Ogni tanto, in tutti questi anni, ho scritto a don Carlo. Le sue risposte sono sempre state perle preziose. Ne ricordo una in particolare, un elenco di cognomi e nomi: Federico, Alessandro, Stefania, Claudia, Giuseppe… Capii e rimasi spiazzato. Quanti volti, quanti ricordi. Sotto, don Carlo scriveva: «Caro Marco, questi sono i tuoi compagni delle medie. Conservo tutti gli elenchi delle classi che ho incontrato. Se vedi ancora qualcuno, salutalo da parte mia. Io vi ricordo sempre e vi porto sempre con me. Non potete più scappare. Voi siete la mia vita».
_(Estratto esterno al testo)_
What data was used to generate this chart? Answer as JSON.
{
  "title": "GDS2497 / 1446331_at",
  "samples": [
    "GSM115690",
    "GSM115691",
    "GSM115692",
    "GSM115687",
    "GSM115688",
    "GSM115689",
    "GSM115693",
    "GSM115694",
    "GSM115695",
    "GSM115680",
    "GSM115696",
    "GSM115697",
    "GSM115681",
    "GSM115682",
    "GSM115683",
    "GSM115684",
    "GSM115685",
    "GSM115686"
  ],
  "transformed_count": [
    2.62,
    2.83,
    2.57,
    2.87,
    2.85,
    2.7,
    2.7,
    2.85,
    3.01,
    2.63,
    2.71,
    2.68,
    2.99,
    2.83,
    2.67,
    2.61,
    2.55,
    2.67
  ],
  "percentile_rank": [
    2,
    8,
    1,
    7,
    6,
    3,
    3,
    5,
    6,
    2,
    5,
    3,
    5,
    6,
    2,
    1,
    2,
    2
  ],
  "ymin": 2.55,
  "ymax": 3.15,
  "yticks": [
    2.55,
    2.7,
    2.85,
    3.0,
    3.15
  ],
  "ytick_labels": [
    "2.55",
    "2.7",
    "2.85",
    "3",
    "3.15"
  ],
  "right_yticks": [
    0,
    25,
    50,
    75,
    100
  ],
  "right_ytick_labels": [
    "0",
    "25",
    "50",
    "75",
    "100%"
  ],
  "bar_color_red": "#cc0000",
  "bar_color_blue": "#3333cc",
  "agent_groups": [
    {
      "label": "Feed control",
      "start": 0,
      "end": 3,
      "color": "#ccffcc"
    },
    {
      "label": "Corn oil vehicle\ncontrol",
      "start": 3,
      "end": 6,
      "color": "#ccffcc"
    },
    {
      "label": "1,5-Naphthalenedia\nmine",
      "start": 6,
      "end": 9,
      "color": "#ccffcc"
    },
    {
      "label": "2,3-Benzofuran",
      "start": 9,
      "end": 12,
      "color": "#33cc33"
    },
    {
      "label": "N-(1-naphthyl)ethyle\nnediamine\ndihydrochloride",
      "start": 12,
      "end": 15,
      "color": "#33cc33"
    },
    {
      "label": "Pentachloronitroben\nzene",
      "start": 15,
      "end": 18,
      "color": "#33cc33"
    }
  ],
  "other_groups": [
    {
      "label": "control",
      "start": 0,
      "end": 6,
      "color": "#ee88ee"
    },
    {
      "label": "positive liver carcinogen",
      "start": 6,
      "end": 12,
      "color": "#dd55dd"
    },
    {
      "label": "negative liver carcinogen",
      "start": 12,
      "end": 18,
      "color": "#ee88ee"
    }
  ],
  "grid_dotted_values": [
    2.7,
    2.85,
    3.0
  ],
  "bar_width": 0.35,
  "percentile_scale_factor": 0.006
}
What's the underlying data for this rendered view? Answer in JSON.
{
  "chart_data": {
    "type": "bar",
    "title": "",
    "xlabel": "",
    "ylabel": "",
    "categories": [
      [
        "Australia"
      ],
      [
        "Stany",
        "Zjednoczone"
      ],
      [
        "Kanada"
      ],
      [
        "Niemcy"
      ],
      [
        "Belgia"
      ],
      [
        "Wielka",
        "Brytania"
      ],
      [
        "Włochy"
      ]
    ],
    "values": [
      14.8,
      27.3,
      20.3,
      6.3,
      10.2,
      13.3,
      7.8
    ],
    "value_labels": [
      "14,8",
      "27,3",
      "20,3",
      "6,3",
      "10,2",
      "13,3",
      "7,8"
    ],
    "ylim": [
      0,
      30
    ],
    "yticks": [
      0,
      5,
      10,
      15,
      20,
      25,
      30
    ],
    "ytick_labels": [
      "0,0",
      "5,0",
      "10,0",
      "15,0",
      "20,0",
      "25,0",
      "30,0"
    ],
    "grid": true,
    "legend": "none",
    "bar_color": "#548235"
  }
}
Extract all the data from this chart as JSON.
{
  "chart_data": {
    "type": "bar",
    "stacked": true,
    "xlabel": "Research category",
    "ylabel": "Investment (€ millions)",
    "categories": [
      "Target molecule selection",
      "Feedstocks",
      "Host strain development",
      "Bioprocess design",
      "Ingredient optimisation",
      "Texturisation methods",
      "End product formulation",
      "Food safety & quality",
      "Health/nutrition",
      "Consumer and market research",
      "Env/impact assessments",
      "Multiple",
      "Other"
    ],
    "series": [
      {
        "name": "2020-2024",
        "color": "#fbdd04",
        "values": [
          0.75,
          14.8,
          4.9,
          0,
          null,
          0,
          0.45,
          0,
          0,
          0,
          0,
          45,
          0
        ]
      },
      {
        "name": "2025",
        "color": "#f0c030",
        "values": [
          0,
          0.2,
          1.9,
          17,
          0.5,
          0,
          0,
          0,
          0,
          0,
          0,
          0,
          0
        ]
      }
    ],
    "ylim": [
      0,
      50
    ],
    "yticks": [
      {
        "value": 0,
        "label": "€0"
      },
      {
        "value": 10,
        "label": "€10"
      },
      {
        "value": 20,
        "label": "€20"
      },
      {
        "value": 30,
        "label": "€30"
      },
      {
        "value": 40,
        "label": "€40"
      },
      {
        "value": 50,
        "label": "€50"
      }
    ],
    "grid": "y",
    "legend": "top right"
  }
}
Oggi don Carlo è un sacerdote anziano: non è più preside e non insegna più. Ama però ancora passeggiare per i cortili, tra i ragazzi che giocano. Proprio in un cortile lo ho incontrato di recente, quando sono andato a trovarlo con la mia famiglia. Ha ripetuto ad alta voce il mio nome e il mio cognome, come per richiamare alla memoria gli anni passati. Mi ha fatto sentire accolto come un tempo. Mi ha detto: «È successa una cosa incredibile: sono venuti a trovarmi alcuni miei ex allievi. Li ricordo ragazzini di prima media e ora sono adulti, hanno le loro famiglie. Uno ha anche dei nipoti!». Ha sorriso, gli occhi pieni di meraviglia. «Quanti anni sono passati», ha aggiunto. «Quanta fatica! Quanto mi avete fatto disperare. Ma quanta vita, quante cose belle! Se rinasco, voglio fare di nuovo l’insegnante».

Trovo queste parole di una potenza straordinaria. Don Carlo è riuscito a essere un maestro ancora una volta: mi ha ricordato che una vita non è realizzata quando è perfetta e facile, ma quando è spesa con passione fino in fondo, tanto da farti dire che rifaresti tutto, perché accogli tutto quanto come un dono.